Although Learning Design's modelling language is significantly simpler than a full-blown programming language, it is still too hard for most teachers. This may be remedied by creating another piece of software, a Learning Design editor. The situation may be compared to web editing in html. In the early days, html was hand-coded in generic text editors. Subsequently, various generations of dedicated html editors were developed and now everybody can put up a decent website (although for really powerful applications a text editor still is an indispensable tool). Something similar should happen with respect to Learning Design. Currently, only generic text editors exist. Ultimately, it is to be hoped that dedicated LD editors will be built that are powerful yet sufficiently simple to be used extensively by teachers. Since LD is a public and open specification, perhaps a range of editors will be developed, from simple ones that are geared towards one particular learning design each, to complex ones that are template driven and capable of addressing a whole raft of different designs.
As already mentioned, no software capable of playing Learning Design exists at present. However, there is some experience with software capable of running EML, the educational modelling language developed by the Open University of the Netherlands  after which the Learning Design specification was modelled. This experience does not suggest that being exposed to an almost identical user interface across different pedagogies decisively influences the student's perception of quality. I?m careful in my wording here, quite on purpose, as little to no systematic research has been published on this subject. What we do know, of course, is that the design of the user interface itself is a decisive factor; but that is a different matter. 
In conclusion, the generic learning activity approach sketched by Laurillard and McAndrew is very much in line with the ideas behind the IMS Learning Design Specification, it would seem. Even better, although I say this with some hesitation for lack of rigorous empirical evidence, the goals Laurillard and McAndrew attempt to achieve very likely stand to profit from a Learning Design implementation. I would suggest transforming the notion of a generic learning activity into that of an LD-template. Such a template represents a particular didactic approach or scenario and may be filled with content -- be instantiated -- thus resulting in a suit of concrete learning activities. We may dispense with design specific software and rely on generic LD players.

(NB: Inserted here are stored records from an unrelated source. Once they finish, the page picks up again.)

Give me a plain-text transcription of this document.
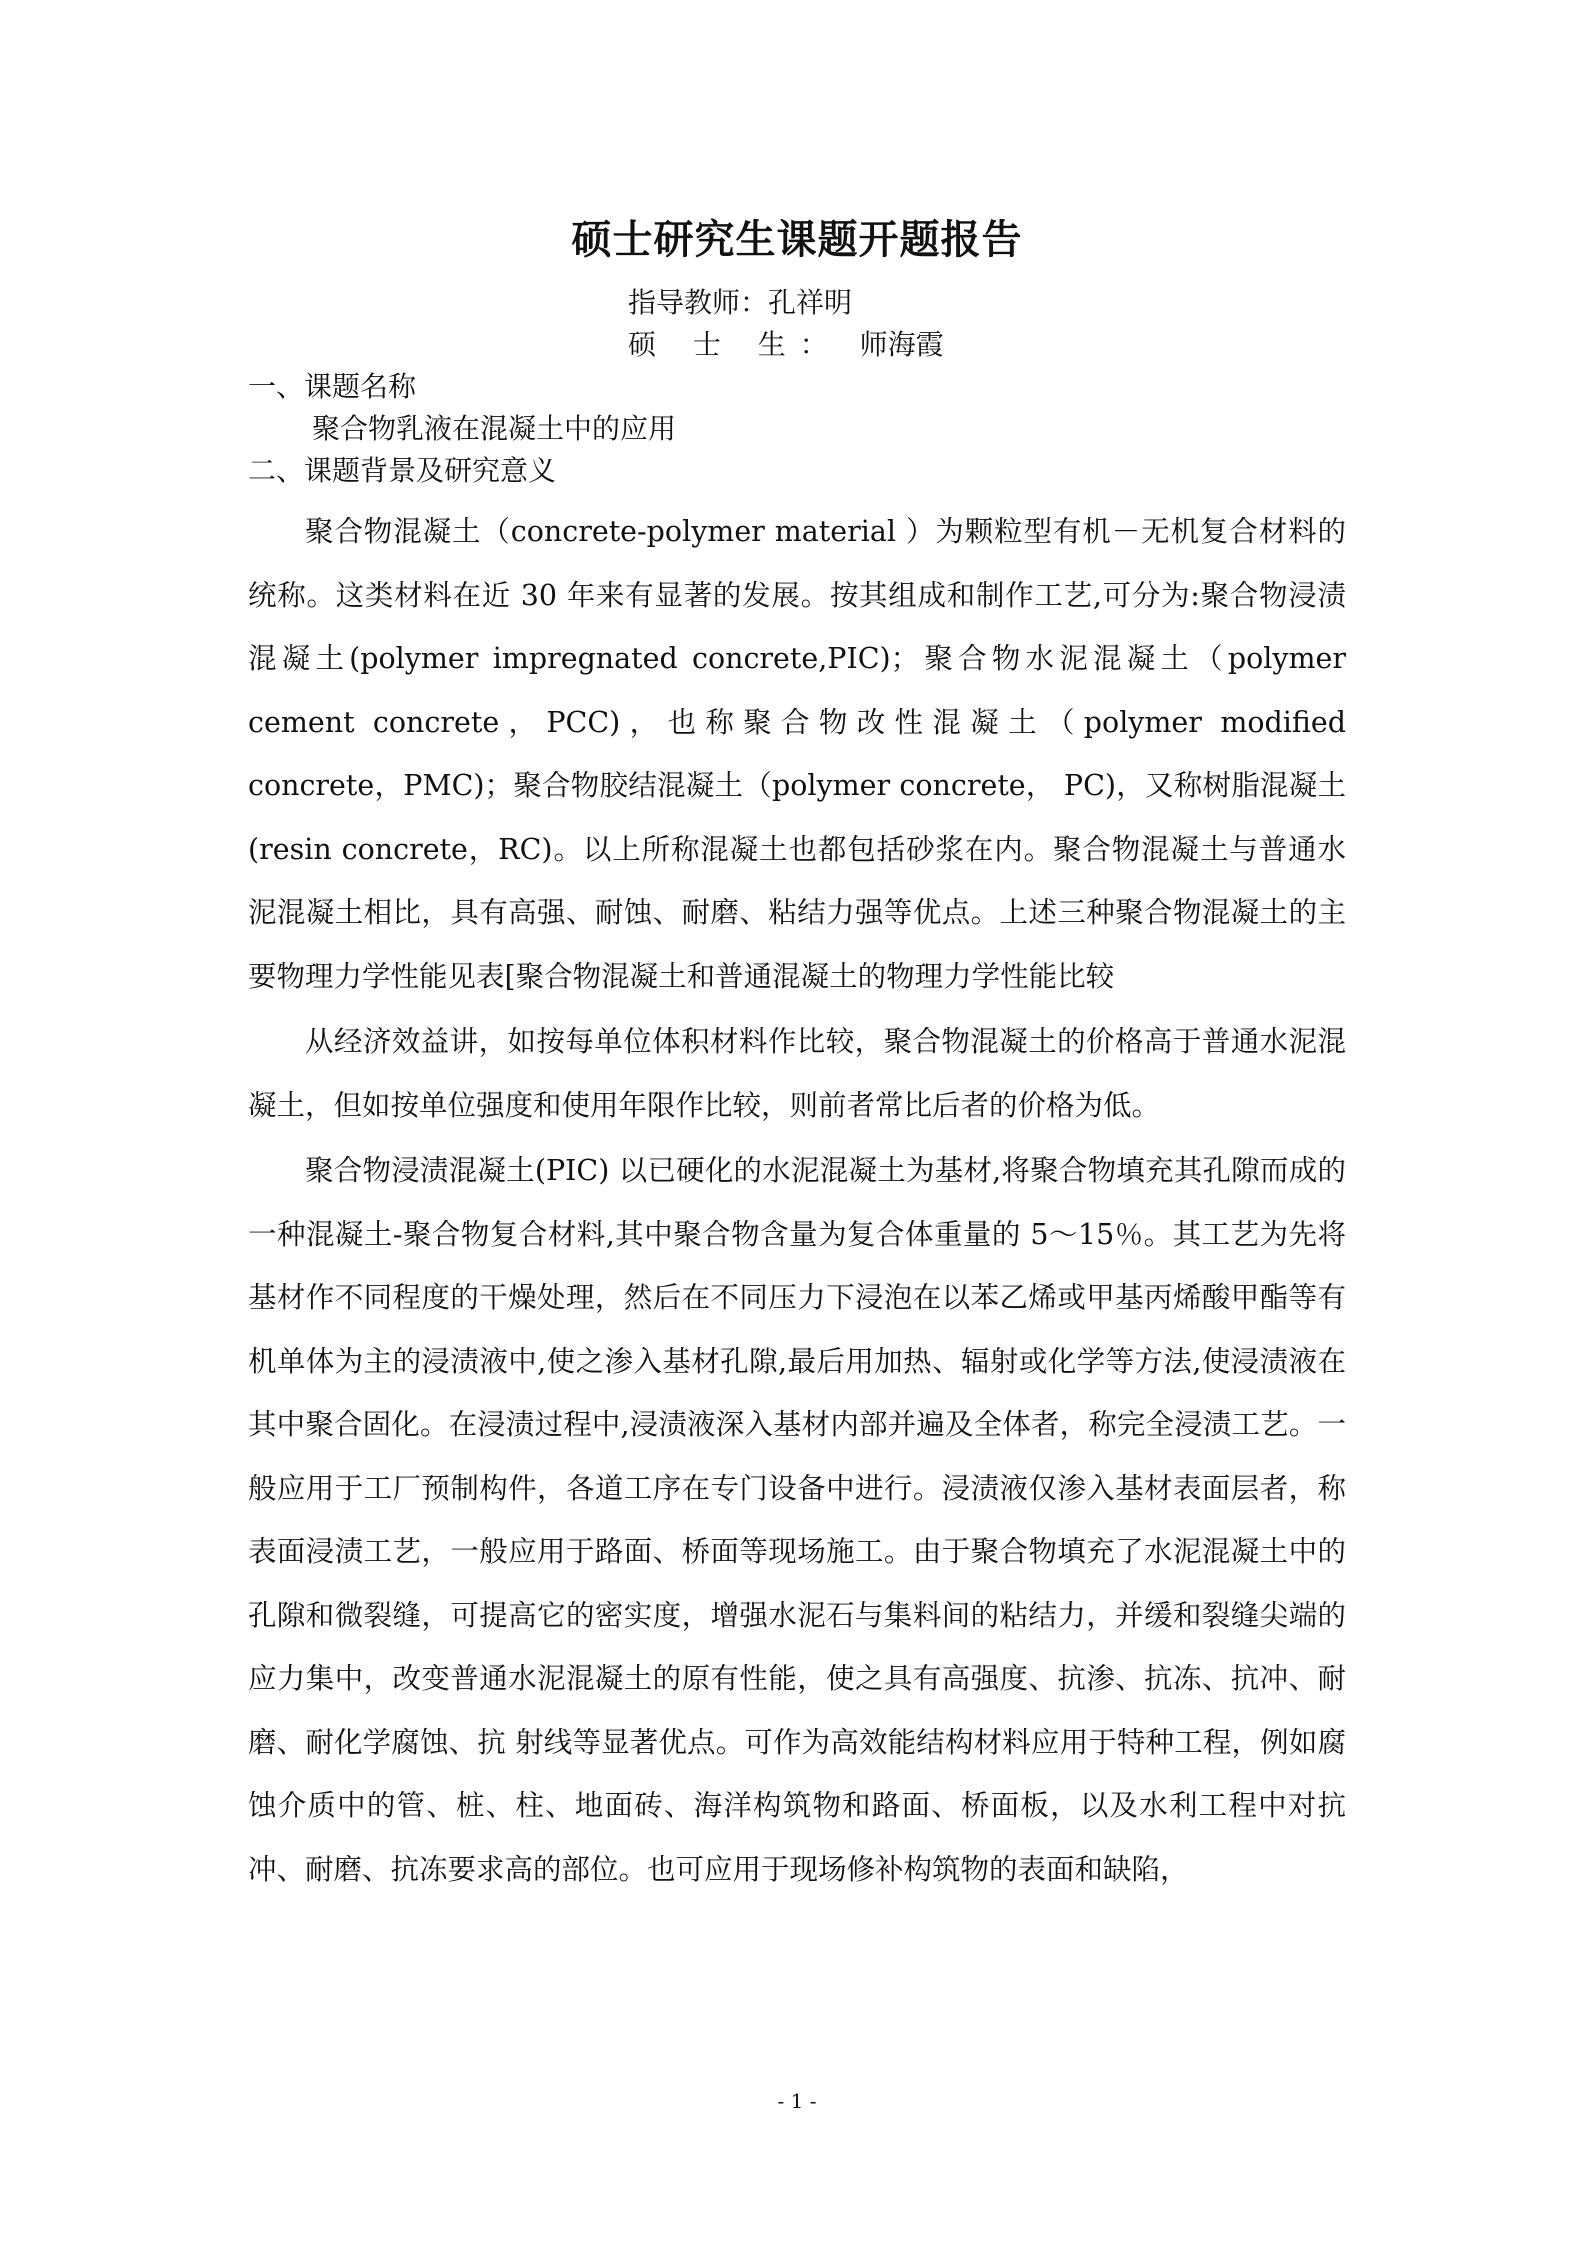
硕士研究生课题开题报告
指导教师：孔祥明
硕 士 生： 师海霞
一、课题名称
聚合物乳液在混凝土中的应用
二、课题背景及研究意义

聚合物混凝土（concrete-polymer material ）为颗粒型有机－无机复合材料的统称。这类材料在近 30 年来有显著的发展。按其组成和制作工艺,可分为:聚合物浸渍混凝土(polymer impregnated concrete,PIC)；聚合物水泥混凝土（polymer cement concrete，PCC)，也称聚合物改性混凝土（polymer modified concrete，PMC)；聚合物胶结混凝土（polymer concrete， PC)，又称树脂混凝土(resin concrete，RC)。以上所称混凝土也都包括砂浆在内。聚合物混凝土与普通水泥混凝土相比，具有高强、耐蚀、耐磨、粘结力强等优点。上述三种聚合物混凝土的主要物理力学性能见表[聚合物混凝土和普通混凝土的物理力学性能比较

从经济效益讲，如按每单位体积材料作比较，聚合物混凝土的价格高于普通水泥混凝土，但如按单位强度和使用年限作比较，则前者常比后者的价格为低。

聚合物浸渍混凝土(PIC) 以已硬化的水泥混凝土为基材,将聚合物填充其孔隙而成的一种混凝土-聚合物复合材料,其中聚合物含量为复合体重量的 5～15％。其工艺为先将基材作不同程度的干燥处理，然后在不同压力下浸泡在以苯乙烯或甲基丙烯酸甲酯等有机单体为主的浸渍液中,使之渗入基材孔隙,最后用加热、辐射或化学等方法,使浸渍液在其中聚合固化。在浸渍过程中,浸渍液深入基材内部并遍及全体者，称完全浸渍工艺。一般应用于工厂预制构件，各道工序在专门设备中进行。浸渍液仅渗入基材表面层者，称表面浸渍工艺，一般应用于路面、桥面等现场施工。由于聚合物填充了水泥混凝土中的孔隙和微裂缝，可提高它的密实度，增强水泥石与集料间的粘结力，并缓和裂缝尖端的应力集中，改变普通水泥混凝土的原有性能，使之具有高强度、抗渗、抗冻、抗冲、耐磨、耐化学腐蚀、抗 射线等显著优点。可作为高效能结构材料应用于特种工程，例如腐蚀介质中的管、桩、柱、地面砖、海洋构筑物和路面、桥面板，以及水利工程中对抗冲、耐磨、抗冻要求高的部位。也可应用于现场修补构筑物的表面和缺陷，

- 1 -
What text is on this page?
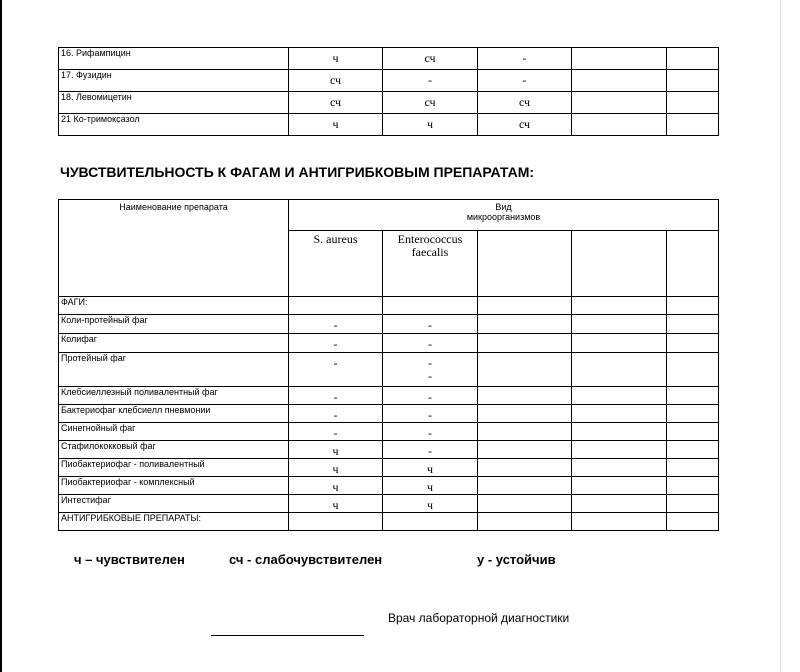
16. Рифампицин	ч	сч	-		
17. Фузидин	сч	-	-		
18. Левомицетин	сч	сч	сч		
21 Ко-тримоксазол	ч	ч	сч		
ЧУВСТВИТЕЛЬНОСТЬ К ФАГАМ И АНТИГРИБКОВЫМ ПРЕПАРАТАМ:
Наименование препарата	Вид
микроорганизмов				

	S. aureus	Enterococcus faecalis			
ФАГИ:					
Коли-протейный фаг	-	-			
Колифаг	-	-			
Протейный фаг	-	-
-			
Клебсиеллезный поливалентный фаг	-	-			
Бактериофаг клебсиелл пневмонии	-	-			
Синегнойный фаг	-	-			
Стафилококковый фаг	ч	-			
Пиобактериофаг - поливалентный	ч	ч			
Пиобактериофаг - комплексный	ч	ч			
Интестифаг	ч	ч			
АНТИГРИБКОВЫЕ ПРЕПАРАТЫ:					
ч – чувствителен	сч - слабочувствителен	у - устойчив
Врач лабораторной диагностики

 Laurillard, D. (2003) Rethinking University Teaching: A Conversational Framework for the Effective Use of Learning Technologies (2nd ed.) London, Routledge Falmer.
 Dai Griffith and Rocio Garcia in their commentary on Koper's Chapter 5 (Combining re-Usable Learning Resources to Pedagogical Purposeful Units of Learning) point to the pervasivess of a conduit metaphor in our language on knowledge acquisition and exchange. This suggest, quite intriguingly, that perhaps we never actually taught according to a transmission model, but by the metaphor were misguided in thinking that we actually did.
 Sloep, P.B. (submitted) Learning Objects: the Answer to the Knowledge Economy's Predicament?
 Westera, W., P.B.Sloep, J.Gerrissen (2000) The Design of the Virtual Company; Synergism of Learning and Working in a Networked Environment. Innovations in Education and Training International 37 (1), pp. 24-33.
 IMS Learning Design Specification [ http://www.imsglobal.org/learningdesign/ ] The language I?m referring to really is the xml-binding of the specification's information model.
 see http://eml.ou.nl
 Learning design also possess a plug-in capability. The specification contains a services element that allows one to hook up, say, a groupware product to the LD player which via the services element will be seeded with runtime information. Via the property mechanism information may also be fed back to the LD player. This way, the user experience may be enriched significantly, whilst, from a design perspective, maintaining the integrity of runtime environment. See the LD specification  for more details.